We are beginning siman 11, where the Chayei Adam discusses the preferable time to daven mincha. Arguably, there is no advantage to davening mincha earlier. As we learned (S0030), the generally preferable time to daven mincha is after mincha ketana.
As some background, we will discuss the reason the preferable time to daven is after mincha ketana. Mincha corresponds to the afternoon korban tamid. That korban could be brought as early as 6.5 hours after sunrise; however, it was only brought that early when erev Pesach was erev Shabbos. The korban pesach has to be brought as a korban and then be brought home to be roasted before Shabbos. The korban pesach is the only korban brought after the korban tamid. Since it is brought after the korban tamid, the korban tamid was brought as early as possible in order to facilitate bringing the korban pesach. Otherwise, it was generally brought much later. Therefore, it is generally preferable to daven mincha later as well.

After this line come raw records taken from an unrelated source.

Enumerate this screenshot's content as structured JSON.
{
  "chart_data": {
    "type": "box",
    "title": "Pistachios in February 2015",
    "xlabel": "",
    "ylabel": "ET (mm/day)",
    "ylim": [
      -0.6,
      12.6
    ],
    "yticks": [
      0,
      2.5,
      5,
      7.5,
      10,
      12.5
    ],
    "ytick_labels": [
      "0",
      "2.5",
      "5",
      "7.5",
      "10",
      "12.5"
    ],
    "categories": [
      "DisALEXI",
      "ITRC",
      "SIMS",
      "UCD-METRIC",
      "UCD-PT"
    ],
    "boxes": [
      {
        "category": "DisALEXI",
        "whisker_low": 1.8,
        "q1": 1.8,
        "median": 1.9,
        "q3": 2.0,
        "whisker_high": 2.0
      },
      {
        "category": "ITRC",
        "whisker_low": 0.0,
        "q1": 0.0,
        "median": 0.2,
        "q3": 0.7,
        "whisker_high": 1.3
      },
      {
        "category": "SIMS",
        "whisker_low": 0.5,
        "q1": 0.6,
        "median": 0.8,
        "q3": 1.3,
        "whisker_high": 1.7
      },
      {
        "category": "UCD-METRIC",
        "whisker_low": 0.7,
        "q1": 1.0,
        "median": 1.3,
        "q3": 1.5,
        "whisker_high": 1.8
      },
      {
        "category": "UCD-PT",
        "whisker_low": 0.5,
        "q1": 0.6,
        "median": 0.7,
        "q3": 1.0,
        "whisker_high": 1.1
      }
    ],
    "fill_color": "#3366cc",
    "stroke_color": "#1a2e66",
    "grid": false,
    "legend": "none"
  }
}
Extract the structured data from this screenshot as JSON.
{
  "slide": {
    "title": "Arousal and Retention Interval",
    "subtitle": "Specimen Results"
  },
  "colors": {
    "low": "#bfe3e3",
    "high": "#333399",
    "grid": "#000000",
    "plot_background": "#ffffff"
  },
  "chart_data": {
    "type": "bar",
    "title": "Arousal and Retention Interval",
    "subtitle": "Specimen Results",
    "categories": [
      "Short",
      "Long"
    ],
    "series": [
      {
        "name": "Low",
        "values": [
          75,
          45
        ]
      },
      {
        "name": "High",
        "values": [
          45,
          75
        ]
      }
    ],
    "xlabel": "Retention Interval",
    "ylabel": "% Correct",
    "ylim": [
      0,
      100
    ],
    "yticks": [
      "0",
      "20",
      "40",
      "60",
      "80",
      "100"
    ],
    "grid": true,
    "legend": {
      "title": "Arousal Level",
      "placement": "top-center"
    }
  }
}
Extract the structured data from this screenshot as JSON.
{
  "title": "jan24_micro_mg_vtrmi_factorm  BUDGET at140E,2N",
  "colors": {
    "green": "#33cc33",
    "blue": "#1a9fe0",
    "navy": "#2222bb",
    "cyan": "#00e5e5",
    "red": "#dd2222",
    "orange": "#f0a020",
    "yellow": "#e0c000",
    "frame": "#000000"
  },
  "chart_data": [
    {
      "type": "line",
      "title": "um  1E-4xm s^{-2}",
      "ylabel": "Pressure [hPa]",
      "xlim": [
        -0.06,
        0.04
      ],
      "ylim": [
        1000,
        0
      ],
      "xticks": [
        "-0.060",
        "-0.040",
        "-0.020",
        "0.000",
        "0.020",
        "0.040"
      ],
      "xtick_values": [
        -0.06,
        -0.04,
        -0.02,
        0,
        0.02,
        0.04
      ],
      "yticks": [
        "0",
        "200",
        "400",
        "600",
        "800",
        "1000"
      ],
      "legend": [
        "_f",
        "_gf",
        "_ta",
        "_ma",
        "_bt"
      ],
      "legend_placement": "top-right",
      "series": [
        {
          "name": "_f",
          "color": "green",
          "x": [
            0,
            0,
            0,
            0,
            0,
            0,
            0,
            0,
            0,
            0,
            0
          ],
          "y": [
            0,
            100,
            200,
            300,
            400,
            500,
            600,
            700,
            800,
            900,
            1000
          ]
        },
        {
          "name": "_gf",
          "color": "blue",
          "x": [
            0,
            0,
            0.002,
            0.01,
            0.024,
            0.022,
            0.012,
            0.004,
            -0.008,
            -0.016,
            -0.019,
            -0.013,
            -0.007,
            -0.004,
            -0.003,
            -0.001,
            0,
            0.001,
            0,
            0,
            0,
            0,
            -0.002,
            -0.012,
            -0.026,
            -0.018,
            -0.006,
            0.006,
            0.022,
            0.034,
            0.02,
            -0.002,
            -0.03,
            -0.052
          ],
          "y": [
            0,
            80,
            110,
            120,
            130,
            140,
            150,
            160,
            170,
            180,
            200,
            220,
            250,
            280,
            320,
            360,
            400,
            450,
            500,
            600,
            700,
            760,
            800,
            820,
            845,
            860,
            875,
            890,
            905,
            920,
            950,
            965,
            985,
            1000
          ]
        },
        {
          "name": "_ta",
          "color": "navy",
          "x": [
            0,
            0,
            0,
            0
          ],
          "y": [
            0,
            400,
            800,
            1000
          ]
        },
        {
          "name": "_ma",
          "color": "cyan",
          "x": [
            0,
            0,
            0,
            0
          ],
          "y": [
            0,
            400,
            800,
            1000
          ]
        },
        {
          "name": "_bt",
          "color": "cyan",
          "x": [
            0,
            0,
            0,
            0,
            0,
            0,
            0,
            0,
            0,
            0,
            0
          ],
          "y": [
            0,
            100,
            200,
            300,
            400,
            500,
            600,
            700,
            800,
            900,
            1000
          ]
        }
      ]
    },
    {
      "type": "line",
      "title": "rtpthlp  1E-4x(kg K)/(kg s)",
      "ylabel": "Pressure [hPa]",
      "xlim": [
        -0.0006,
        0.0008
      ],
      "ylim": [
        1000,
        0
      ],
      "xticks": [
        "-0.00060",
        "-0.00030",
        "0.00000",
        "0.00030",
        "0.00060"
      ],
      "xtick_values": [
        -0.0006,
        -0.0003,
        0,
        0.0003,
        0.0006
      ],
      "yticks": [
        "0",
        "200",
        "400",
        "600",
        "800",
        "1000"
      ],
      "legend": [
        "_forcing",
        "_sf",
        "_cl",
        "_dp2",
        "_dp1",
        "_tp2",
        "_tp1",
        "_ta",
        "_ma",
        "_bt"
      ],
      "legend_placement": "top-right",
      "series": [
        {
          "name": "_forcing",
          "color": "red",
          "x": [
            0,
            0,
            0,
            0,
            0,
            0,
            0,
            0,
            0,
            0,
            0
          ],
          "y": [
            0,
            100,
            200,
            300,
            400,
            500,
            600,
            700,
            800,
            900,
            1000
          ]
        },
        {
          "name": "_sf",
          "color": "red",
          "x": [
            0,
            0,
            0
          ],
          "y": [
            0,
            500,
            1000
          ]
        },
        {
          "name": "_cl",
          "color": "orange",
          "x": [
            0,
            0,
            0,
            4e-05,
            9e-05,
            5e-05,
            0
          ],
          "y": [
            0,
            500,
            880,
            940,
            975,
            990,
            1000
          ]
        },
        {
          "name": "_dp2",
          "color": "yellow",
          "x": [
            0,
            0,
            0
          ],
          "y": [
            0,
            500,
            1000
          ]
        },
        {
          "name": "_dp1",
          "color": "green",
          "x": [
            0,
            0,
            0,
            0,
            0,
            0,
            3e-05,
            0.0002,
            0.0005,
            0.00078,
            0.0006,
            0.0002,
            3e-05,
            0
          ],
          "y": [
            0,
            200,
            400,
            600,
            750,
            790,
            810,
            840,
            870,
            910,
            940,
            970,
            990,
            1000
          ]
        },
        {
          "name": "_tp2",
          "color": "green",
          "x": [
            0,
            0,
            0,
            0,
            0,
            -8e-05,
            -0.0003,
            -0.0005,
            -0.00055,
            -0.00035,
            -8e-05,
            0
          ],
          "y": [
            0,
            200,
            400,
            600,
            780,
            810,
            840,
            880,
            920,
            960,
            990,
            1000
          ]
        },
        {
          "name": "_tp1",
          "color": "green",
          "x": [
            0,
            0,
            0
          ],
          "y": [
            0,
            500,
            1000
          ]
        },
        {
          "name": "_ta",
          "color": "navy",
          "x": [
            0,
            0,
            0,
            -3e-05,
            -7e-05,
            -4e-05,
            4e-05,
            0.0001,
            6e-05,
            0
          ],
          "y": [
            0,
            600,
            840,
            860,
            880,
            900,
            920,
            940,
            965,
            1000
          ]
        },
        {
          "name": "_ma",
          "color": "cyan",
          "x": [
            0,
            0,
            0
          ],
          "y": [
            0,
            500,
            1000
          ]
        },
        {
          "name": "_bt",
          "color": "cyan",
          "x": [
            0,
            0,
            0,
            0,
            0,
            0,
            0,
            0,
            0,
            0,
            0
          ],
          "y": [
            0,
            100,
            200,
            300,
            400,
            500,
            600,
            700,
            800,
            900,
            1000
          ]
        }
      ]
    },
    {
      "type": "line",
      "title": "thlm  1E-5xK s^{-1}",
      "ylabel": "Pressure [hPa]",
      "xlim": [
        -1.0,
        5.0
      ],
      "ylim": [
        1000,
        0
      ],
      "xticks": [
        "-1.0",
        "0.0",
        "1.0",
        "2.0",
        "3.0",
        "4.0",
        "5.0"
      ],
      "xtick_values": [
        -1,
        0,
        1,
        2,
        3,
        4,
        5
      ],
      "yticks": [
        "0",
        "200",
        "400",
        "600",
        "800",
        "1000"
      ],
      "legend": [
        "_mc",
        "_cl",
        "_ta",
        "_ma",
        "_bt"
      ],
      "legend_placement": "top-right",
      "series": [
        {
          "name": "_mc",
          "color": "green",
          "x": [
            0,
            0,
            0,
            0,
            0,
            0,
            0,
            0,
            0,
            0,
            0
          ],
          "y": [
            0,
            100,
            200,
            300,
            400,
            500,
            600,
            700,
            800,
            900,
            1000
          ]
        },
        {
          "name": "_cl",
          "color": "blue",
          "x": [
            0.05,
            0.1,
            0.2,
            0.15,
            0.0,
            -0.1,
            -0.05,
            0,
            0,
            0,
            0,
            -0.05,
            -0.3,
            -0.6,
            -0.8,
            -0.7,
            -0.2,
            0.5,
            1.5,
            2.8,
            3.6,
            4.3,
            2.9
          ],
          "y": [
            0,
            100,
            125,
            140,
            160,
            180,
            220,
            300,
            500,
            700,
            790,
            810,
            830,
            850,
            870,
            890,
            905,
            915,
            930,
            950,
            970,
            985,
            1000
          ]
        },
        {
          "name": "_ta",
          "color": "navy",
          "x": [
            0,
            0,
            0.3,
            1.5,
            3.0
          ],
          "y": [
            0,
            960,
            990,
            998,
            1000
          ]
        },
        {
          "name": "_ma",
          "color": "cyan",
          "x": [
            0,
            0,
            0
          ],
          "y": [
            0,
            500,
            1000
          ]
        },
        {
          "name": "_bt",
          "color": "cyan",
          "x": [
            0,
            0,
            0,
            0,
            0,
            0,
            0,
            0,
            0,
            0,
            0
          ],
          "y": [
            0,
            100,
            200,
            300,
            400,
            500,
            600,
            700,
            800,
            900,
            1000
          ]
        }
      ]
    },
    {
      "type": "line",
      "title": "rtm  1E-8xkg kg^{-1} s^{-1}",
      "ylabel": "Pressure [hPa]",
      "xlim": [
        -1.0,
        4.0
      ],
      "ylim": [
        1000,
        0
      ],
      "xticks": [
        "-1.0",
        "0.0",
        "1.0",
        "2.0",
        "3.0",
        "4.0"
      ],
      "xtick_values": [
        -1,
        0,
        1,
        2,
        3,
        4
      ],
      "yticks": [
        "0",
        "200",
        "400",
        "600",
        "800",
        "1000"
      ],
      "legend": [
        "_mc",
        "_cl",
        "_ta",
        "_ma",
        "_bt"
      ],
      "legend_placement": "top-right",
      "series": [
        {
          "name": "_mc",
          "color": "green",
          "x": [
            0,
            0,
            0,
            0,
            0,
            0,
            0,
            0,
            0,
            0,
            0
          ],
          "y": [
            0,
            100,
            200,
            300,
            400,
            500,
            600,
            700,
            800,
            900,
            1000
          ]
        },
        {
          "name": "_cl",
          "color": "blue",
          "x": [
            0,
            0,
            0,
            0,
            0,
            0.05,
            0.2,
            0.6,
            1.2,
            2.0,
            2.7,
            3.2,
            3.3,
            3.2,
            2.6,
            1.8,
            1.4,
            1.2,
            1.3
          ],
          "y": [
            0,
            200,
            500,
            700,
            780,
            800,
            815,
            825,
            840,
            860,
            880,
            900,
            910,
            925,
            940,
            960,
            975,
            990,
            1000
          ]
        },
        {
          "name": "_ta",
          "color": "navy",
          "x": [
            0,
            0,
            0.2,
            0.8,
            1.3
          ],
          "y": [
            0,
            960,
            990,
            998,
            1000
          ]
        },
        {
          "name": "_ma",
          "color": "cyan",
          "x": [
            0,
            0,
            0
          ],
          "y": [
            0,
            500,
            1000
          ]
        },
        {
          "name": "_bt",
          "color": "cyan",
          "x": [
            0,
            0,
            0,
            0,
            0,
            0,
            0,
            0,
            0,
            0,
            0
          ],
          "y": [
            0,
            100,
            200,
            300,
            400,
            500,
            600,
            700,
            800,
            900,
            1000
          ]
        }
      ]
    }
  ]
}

The issue, however, is that Chazal instituted prohibition against doing certain actions after the time of mincha has arrived, out of concern that those actions may cause a person not to daven mincha. The concern is both in terms of actions which may prevent a person from davening, and actions which may cause a person to forget to daven. For example, Chazal prohibited eating a large meal before davening mincha. If the meal began before the zman, one may continue (until the end of the zman; they must certainly daven at some point before the zman is over).
One of the prohibitions instituted is not to go to the merchatz (bathhouse) before davening mincha. Since the merchatz is warm and steamy, they were concerned a person would get tired or faint and end up missing mincha. Therefore, Chazal prohibited entering a bathhouse once the zman mincha takes place. The zman in question is a machlokes in the Gemara, with one opinion that it is already assur to enter the merchatz from mincha gedolah, and one opinion that it is only assur from mincha ketana.
Based on this point, the Chayei Adam writes that even though he agrees that in general, the preferable time to daven mincha is after the zman of mincha ketana, on erev Shabbos it is preferable to daven mincha gedola. It is certainly preferable if one plans to go to the bathhouse, as it is arguably assur to go to the bathhouse once the zman mincha gedolah has occurred.
Practically, we do not have the concern of a merchatz nowadays. A shower does not approximate the concern of a bathhouse, and, although some poskim suggest a mikvah may be the equivalent of a merchatz, a mikvah which does not have a steam room does not have this concern. A mikvah with a steam room for use after the mikvah would be the equivalent of a merchatz, and this halacha would apply in such a case.
Another halachic concern is getting a haircut on erev Shabbos. Chazal were concerned that something may happen in the middle of the haircut, such as the machine breaking, which would prevent the person from davening mincha. The above argument as to which Mincha time we are referring to applies here as well. Again, it would be appropriate to daven mincha gedolah, if needed, before getting a haircut to avoid this issue.
The Chayei Adam adds that even if one does not have a bona fide halachic concern, there is another concern, which we will discuss tomorrow, be’ezras Hashem.
Although it is generally preferable to daven mincha ketana, on erev Shabbos it is preferable to daven mincha gedolah.